Male flowers small, 14-16 per hand: ovary 1.1-1.2cm long, 0.3-0.4cm wide, yellowish green: style 3.2-3.3cm long, yellowish: stigma capitate. Compound tepal 3.2-3.3cm long, 1.4-1.5cm wide, pink at base but bright yellow at tip. Free tepal obovate, 1.5-1.6 cm long, 0.9-1.0 cm wide, tip acuminate, translucent. Stamen 3.2-3.5cm long, 0.2 cm wide, white: anther 1.6-1.8cm long, 0.2 cm wide, pink: filament as long as anther. Pollen grains many and fertile.

Host reaction to pests and diseases

Musa acuminata ssp. malaccensis has been used as a source of resistance to black leaf streak.

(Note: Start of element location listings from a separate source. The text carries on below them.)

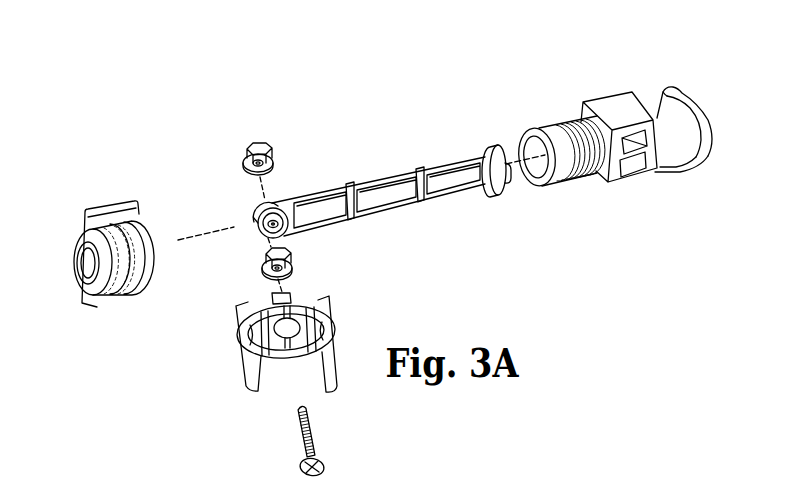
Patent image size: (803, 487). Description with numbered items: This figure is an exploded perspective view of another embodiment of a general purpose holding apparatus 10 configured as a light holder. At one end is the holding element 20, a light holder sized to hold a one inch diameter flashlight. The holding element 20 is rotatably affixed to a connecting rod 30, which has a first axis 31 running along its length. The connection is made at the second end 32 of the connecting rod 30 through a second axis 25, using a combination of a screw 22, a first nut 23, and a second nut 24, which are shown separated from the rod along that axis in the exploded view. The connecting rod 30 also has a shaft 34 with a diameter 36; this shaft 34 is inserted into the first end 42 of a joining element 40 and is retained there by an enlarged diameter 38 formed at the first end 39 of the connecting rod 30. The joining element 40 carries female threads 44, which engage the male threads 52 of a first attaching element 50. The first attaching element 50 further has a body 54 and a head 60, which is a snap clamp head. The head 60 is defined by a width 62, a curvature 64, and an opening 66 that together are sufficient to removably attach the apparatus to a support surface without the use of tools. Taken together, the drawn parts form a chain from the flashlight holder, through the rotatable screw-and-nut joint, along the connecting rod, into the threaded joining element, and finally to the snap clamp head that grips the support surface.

The general purpose holding apparatus 10 is at (463, 56).
The holding element 20 is at (346, 314).
The screw 22 is at (313, 425).
The first nut 23 is at (291, 267).
The second nut 24 is at (244, 150).
The second axis 25 is at (264, 178).
The connecting rod 30 is at (401, 212).
The first axis 31 is at (208, 229).
The second end 32 is at (254, 225).
The shaft 34 is at (393, 186).
The diameter 36 is at (423, 212).
The enlarged diameter 38 is at (482, 150).
The first end 39 is at (506, 178).
The joining element 40 is at (138, 299).
The first end 42 is at (85, 268).
The female threads 44 is at (143, 231).
The first attaching element 50 is at (611, 84).
The male threads 52 is at (561, 129).
The body 54 is at (585, 168).
The head 60 is at (643, 179).
The width 62 is at (685, 98).
The curvature 64 is at (692, 164).
The opening 66 is at (653, 101).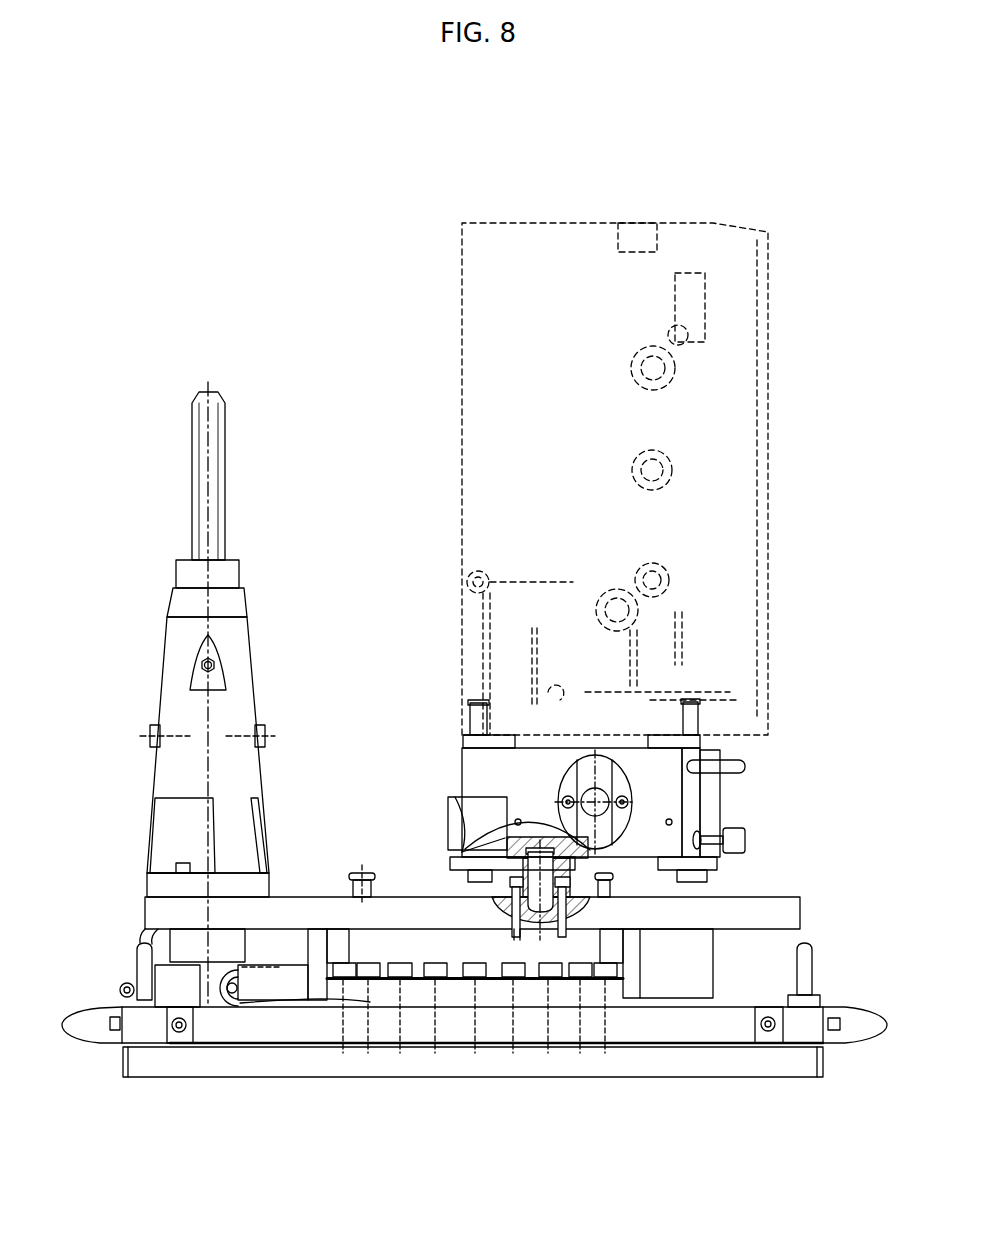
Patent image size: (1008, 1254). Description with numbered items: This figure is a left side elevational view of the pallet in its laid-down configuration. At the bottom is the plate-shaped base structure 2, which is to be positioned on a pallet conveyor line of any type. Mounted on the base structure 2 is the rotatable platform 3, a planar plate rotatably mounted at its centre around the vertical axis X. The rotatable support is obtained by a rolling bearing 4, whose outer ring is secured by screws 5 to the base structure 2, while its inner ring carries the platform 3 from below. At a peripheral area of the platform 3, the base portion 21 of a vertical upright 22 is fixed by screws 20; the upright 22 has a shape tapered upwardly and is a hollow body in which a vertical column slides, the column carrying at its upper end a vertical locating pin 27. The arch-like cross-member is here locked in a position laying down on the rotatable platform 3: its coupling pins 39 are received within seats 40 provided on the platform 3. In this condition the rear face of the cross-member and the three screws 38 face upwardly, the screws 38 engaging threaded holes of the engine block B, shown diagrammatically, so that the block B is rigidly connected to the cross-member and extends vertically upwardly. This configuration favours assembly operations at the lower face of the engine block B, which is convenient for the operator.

The base structure 2 is at (112, 1052).
The rotatable platform 3 is at (398, 893).
The rolling bearing 4 is at (380, 1045).
The screws 5 is at (468, 961).
The screws 20 is at (178, 864).
The base portions 21 is at (262, 886).
The vertical uprights 22 is at (152, 696).
The vertical locating pin 27 is at (232, 493).
The screws 38 is at (463, 702).
The coupling pins 39 is at (548, 920).
The seats 40 is at (535, 922).
The engine block B is at (462, 450).
The vertical axis X is at (467, 915).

Resistance to TR4 has been observed in segregated populations8 . A gene isolated from a TR4-resistant Musa acuminata ssp. malaccensis was introduced to a Cavendish banana. One of the lines transformed with the RGA2 gene was disease-free after 3 year confined field trial.9

An accession from a collection in Hawaii showed promising resistance to bunchy top.

Vernacular names

'Pisang karok' (Transactions of the Linnean Society of London)

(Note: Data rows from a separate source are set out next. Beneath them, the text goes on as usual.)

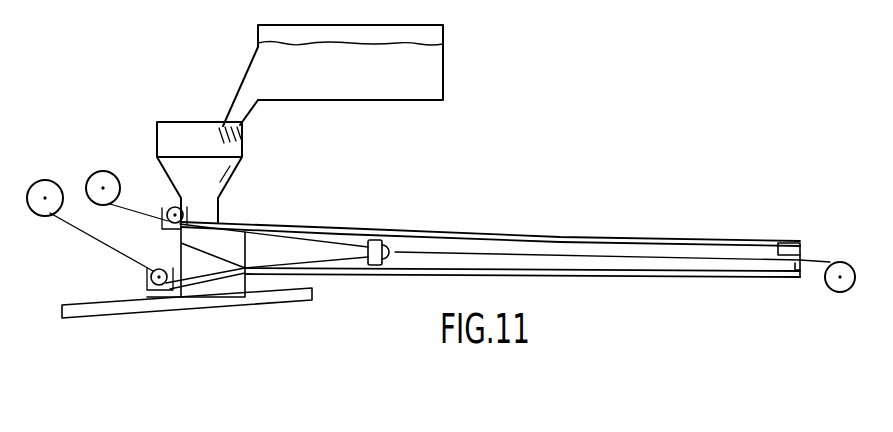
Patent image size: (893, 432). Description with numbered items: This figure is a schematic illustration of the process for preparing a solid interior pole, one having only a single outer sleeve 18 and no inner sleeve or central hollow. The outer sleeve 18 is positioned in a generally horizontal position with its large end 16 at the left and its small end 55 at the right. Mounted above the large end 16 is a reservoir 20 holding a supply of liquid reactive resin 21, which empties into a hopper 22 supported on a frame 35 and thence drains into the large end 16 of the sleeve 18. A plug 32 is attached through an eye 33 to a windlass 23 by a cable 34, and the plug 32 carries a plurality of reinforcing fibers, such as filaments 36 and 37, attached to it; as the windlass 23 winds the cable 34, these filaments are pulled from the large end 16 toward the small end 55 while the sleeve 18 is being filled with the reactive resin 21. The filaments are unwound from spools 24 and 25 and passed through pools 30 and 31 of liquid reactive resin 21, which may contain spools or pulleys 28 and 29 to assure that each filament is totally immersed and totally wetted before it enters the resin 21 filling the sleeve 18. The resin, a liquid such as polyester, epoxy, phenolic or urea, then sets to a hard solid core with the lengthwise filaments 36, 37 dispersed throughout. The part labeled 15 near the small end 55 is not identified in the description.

The conveyor discharge end 15 is at (801, 245).
The large end 16 is at (250, 240).
The outer sleeve 18 is at (626, 237).
The reservoir 20 is at (440, 72).
The liquid reactive resin 21 is at (222, 124).
The hopper 22 is at (240, 158).
The windlass 23 is at (838, 291).
The spool 24 is at (105, 172).
The spool 25 is at (50, 163).
The spool or pulley 28 is at (172, 208).
The spool or pulley 29 is at (158, 268).
The pool of liquid reactive resin 30 is at (162, 216).
The pool of liquid reactive resin 31 is at (147, 279).
The plug 32 is at (378, 240).
The eye 33 is at (394, 250).
The cable 34 is at (556, 254).
The frame 35 is at (312, 297).
The reinforcing filament 36 is at (307, 238).
The reinforcing filament 37 is at (297, 261).
The small end 55 is at (779, 244).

'Pisang Serun' (Rosales et al. 1999)

'Pisang Hutan', 'Cau kole', 'Cau kees', 'Pisang Surong' (Bahasa Indonesian)5 . 'Pisang hutan' (forest banana) usually refers to any wild banana.

Synonyms

Musa malaccensis (Ridl.)10

Musa acuminata Colla, the Selangor form11

Musa acuminata Colla var. malaccensis (Ridl.) Nasution5

Variant

Simmonds speculated that Musa acuminata var. flava Nasution (previously Musa flava Ridl.) was simply a yellow bracted form of subsp. malaccensis6 .

References

1 Simmonds, N.W. 1956. Botanical results of the banana collecting expedition, 1954-5. Kew Bulletin 11(3):463-489.
2 Perrier, X., Bakry, F., Carreel, F., et al. 2009. Combining biological approaches to shed light on the evolution of edible bananas. Ethnobotany Research and Applications 7:199-216.
3 Perrier, X., De Langhe, E., Donohue, et al. 2011. Multidisciplinary perspectives on banana (Musa spp.) domestication. PNAS 108(28):11311-11318.
4 Musa acuminata subsp. malaccensis in the World Checklist of Selected Plant Families.
5 Nasution, R.E. 1991. A taxonomic study of the species Musa acuminata Colla with its taxa in Indonesia. Memoirs of Tokyo University of Agriculture 32:1-122.
6 Hakkinen, M. and Vare, H. 2008. Typification and check-list of Musa L. names (Musaceae) with nomenclatural notes. Adansonia 30(1):63-112.
7 Ridley, H.N. 1893. Musa malaccensis. P. 385 in X. On the Flora of the Eastern Coast of the Malay Peninsula. Transactions of the Linnean Society of London. 2nd Series: Botany, 3(9):267-408.
8 Fraser-Smith, S., Czislowski, E., Daly, A., Meldrum, R., Hamill, S., Smith, M. and Aitken, E.A.B.. 2016. Single gene resistance to Fusarium oxysporum f. sp. cubense Race 4 in the wild banana Musa acuminata subsp. malaccensis.  Acta Horticulturae 1114:95-100.
9 Dale, J., James, A., Paul, J.Y., Khanna, H., Smith, M., Peraza-Echeverria, S., Garcia-Bastidas, F., Kema, G., Waterhouse, P., Mengersen, K. and Harding, R. 2017. Transgenic Cavendish bananas with resistance to Fusarium wilt tropical race 4. Nature Communications 8(1):1496.
10 Ridley, H.N. 1893. Musa malaccensis. P. 385 in X. On the Flora of the Eastern Coast of the Malay Peninsula. Transactions of the Linnean Society of London. 2nd Series: Botany, 3(9):267-408.
11 Cheesman, E.E. 1948. Classification of the bananas III. Critical notes on species. Kew Bulletin 3(1):11-28.